Portimão-Bragança air link delayed as management contract to be signed this week

Transport Minister Sérgio Monteiro has admitted he does not know when the air link connecting Portimão to Bragança in the north of Portugal – due to have started running this summer – will be launched. He confirmed, however, that Portimão charter company Aero Vip will be in charge of the route and that the management contract will be signed this week.

Speaking to journalists in Lisbon on Friday (September 25), Monteiro said the National Civil Aviation Authority (ANAC) is getting all the paperwork in order so that officials can finally put pen to paper and seal the deal.

Originally, the plan was to have the route up and running this summer, but the minister says that the air link will now have to wait for the thumbs up from the Court of Auditors. When that will happen is still anyone’s guess.

“The Court of Auditors has its own deadlines. We’re not putting any kind of pressure,” the minister said.

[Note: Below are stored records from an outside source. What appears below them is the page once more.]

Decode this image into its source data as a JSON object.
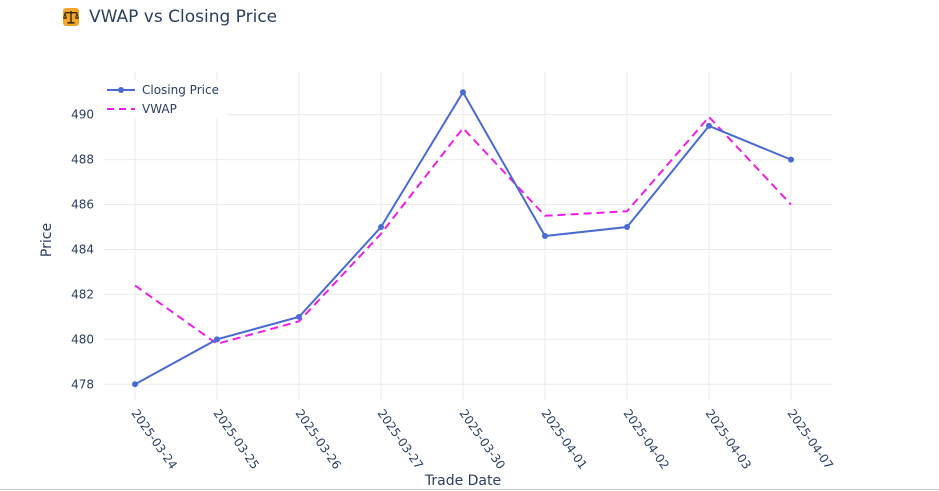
{
  "header": {
    "title": "VWAP vs Closing Price",
    "icon": "balance-scale-icon"
  },
  "colors": {
    "closing": "#4a6bd2",
    "vwap": "#ee1ee6",
    "grid": "#ebebeb",
    "text": "#2a3f5f"
  },
  "chart_data": {
    "type": "line",
    "title": "VWAP vs Closing Price",
    "xlabel": "Trade Date",
    "ylabel": "Price",
    "categories": [
      "2025-03-24",
      "2025-03-25",
      "2025-03-26",
      "2025-03-27",
      "2025-03-30",
      "2025-04-01",
      "2025-04-02",
      "2025-04-03",
      "2025-04-07"
    ],
    "series": [
      {
        "name": "Closing Price",
        "style": "solid-markers",
        "values": [
          478.0,
          480.0,
          481.0,
          485.0,
          491.0,
          484.6,
          485.0,
          489.5,
          488.0
        ]
      },
      {
        "name": "VWAP",
        "style": "dash",
        "values": [
          482.4,
          479.8,
          480.8,
          484.7,
          489.4,
          485.5,
          485.7,
          489.9,
          486.0
        ]
      }
    ],
    "yticks": [
      478,
      480,
      482,
      484,
      486,
      488,
      490
    ],
    "ylim": [
      477.3,
      491.9
    ],
    "grid": true,
    "legend_position": "top-left"
  }
}
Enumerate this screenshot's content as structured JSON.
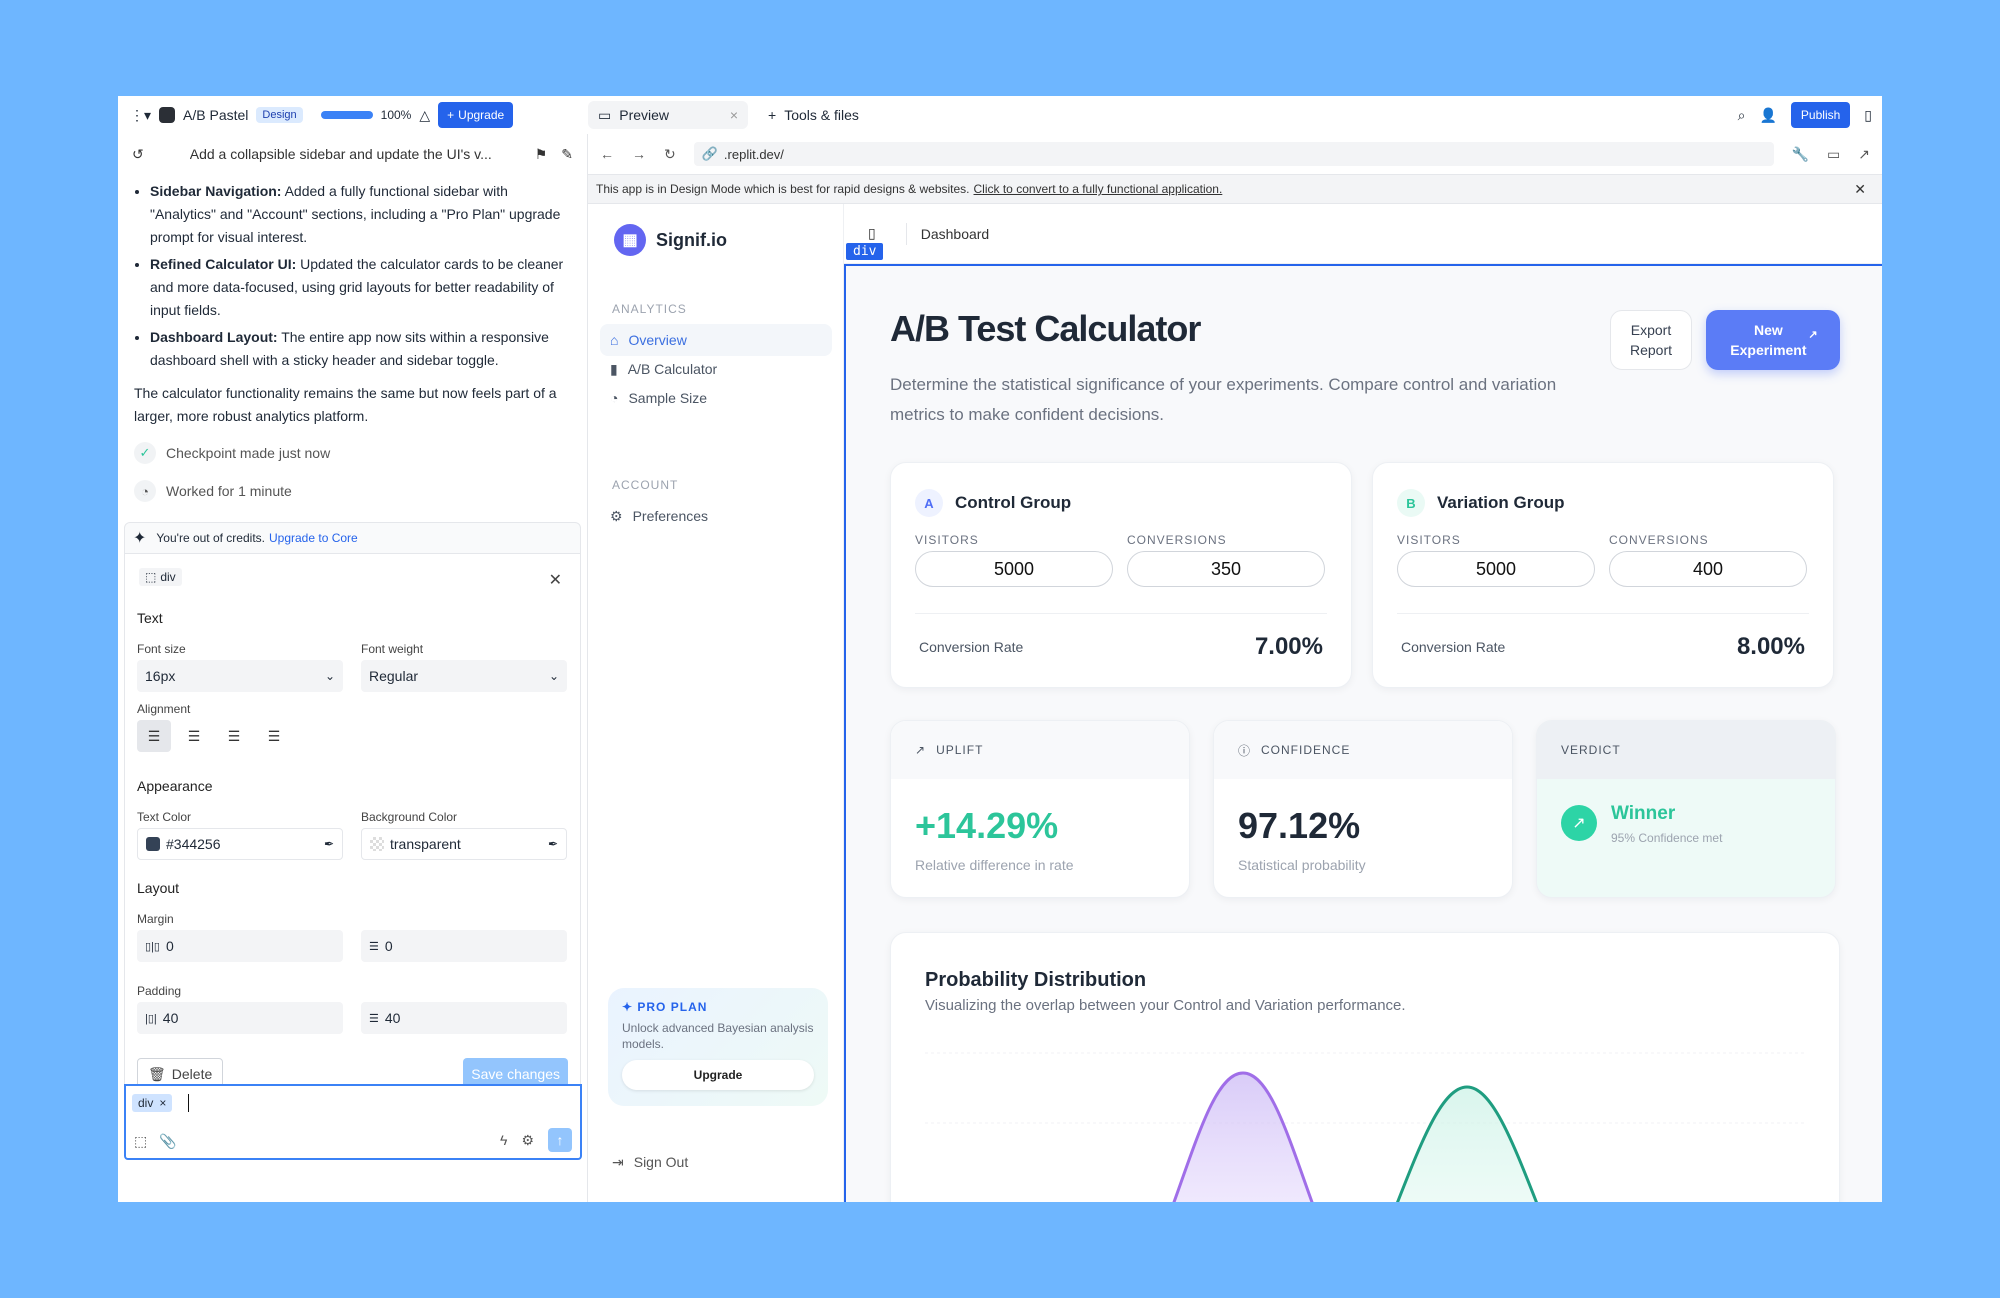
{
  "topbar": {
    "project_name": "A/B Pastel",
    "mode_badge": "Design",
    "progress_label": "100%",
    "progress": 1.0,
    "upgrade_label": "Upgrade",
    "tabs": [
      {
        "label": "Preview"
      },
      {
        "label": "Tools & files"
      }
    ],
    "publish_label": "Publish"
  },
  "chat": {
    "title": "Add a collapsible sidebar and update the UI's v...",
    "bullets": [
      {
        "bold": "Sidebar Navigation:",
        "text": " Added a fully functional sidebar with \"Analytics\" and \"Account\" sections, including a \"Pro Plan\" upgrade prompt for visual interest."
      },
      {
        "bold": "Refined Calculator UI:",
        "text": " Updated the calculator cards to be cleaner and more data-focused, using grid layouts for better readability of input fields."
      },
      {
        "bold": "Dashboard Layout:",
        "text": " The entire app now sits within a responsive dashboard shell with a sticky header and sidebar toggle."
      }
    ],
    "paragraph": "The calculator functionality remains the same but now feels part of a larger, more robust analytics platform.",
    "checkpoint": "Checkpoint made just now",
    "worked": "Worked for 1 minute",
    "credits_text": "You're out of credits.",
    "credits_link": "Upgrade to Core"
  },
  "editor": {
    "tag": "div",
    "text_section": "Text",
    "font_size_label": "Font size",
    "font_size": "16px",
    "font_weight_label": "Font weight",
    "font_weight": "Regular",
    "alignment_label": "Alignment",
    "appearance_section": "Appearance",
    "text_color_label": "Text Color",
    "text_color": "#344256",
    "bg_color_label": "Background Color",
    "bg_color": "transparent",
    "layout_section": "Layout",
    "margin_label": "Margin",
    "margin_x": "0",
    "margin_y": "0",
    "padding_label": "Padding",
    "padding_x": "40",
    "padding_y": "40",
    "delete_label": "Delete",
    "save_label": "Save changes"
  },
  "composer": {
    "chip": "div"
  },
  "browser": {
    "url": ".replit.dev/",
    "notice": "This app is in Design Mode which is best for rapid designs & websites.",
    "notice_link": "Click to convert to a fully functional application."
  },
  "app": {
    "brand": "Signif.io",
    "sections": [
      {
        "title": "ANALYTICS",
        "items": [
          "Overview",
          "A/B Calculator",
          "Sample Size"
        ]
      },
      {
        "title": "ACCOUNT",
        "items": [
          "Preferences"
        ]
      }
    ],
    "pro": {
      "title": "PRO PLAN",
      "desc": "Unlock advanced Bayesian analysis models.",
      "button": "Upgrade"
    },
    "signout": "Sign Out",
    "header": "Dashboard",
    "divtag": "div",
    "title": "A/B Test Calculator",
    "subtitle": "Determine the statistical significance of your experiments. Compare control and variation metrics to make confident decisions.",
    "export_label": "Export Report",
    "new_label": "New Experiment",
    "control": {
      "letter": "A",
      "name": "Control Group",
      "visitors_label": "VISITORS",
      "visitors": "5000",
      "conversions_label": "CONVERSIONS",
      "conversions": "350",
      "rate_label": "Conversion Rate",
      "rate": "7.00%"
    },
    "variation": {
      "letter": "B",
      "name": "Variation Group",
      "visitors_label": "VISITORS",
      "visitors": "5000",
      "conversions_label": "CONVERSIONS",
      "conversions": "400",
      "rate_label": "Conversion Rate",
      "rate": "8.00%"
    },
    "uplift": {
      "label": "UPLIFT",
      "value": "+14.29%",
      "desc": "Relative difference in rate"
    },
    "confidence": {
      "label": "CONFIDENCE",
      "value": "97.12%",
      "desc": "Statistical probability"
    },
    "verdict": {
      "label": "VERDICT",
      "value": "Winner",
      "desc": "95% Confidence met"
    },
    "dist": {
      "title": "Probability Distribution",
      "subtitle": "Visualizing the overlap between your Control and Variation performance."
    }
  },
  "colors": {
    "accent": "#2563eb",
    "brand": "#5b7cf6",
    "green": "#2cc59a",
    "purple": "#a06ee8",
    "teal": "#1f9d80"
  }
}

As announced in June, Aero Vip was the only bidder for the air link, which was suspended in 2012 when the EU decided it was no longer economically viable due to improved road conditions.

It will boast two daily flights during the summer and one during the winter, every day except Sundays.

Tickets for the route, which includes stops in Cascais, Viseu and Vila Real, will vary between €32 and €148 – depending on where you stop.

According to the Portuguese government, the resurrection of the air link plans to “stimulate mobility and the economic activity in the northern and southern regions of the country, providing better and faster access between different spots of the territory”.

Back in 2012, the route operated for a little over €2.5 million per year for 15 years. The idea was that the more passengers carried on flights, the less money the state paid operators. However, the service rarely broke even.

But the government decided to bring the route back to life, saying it is “a question of public interest”.

Around €7.8 million will be ploughed into the service in a three-year subsidy plan very similar to the initial one.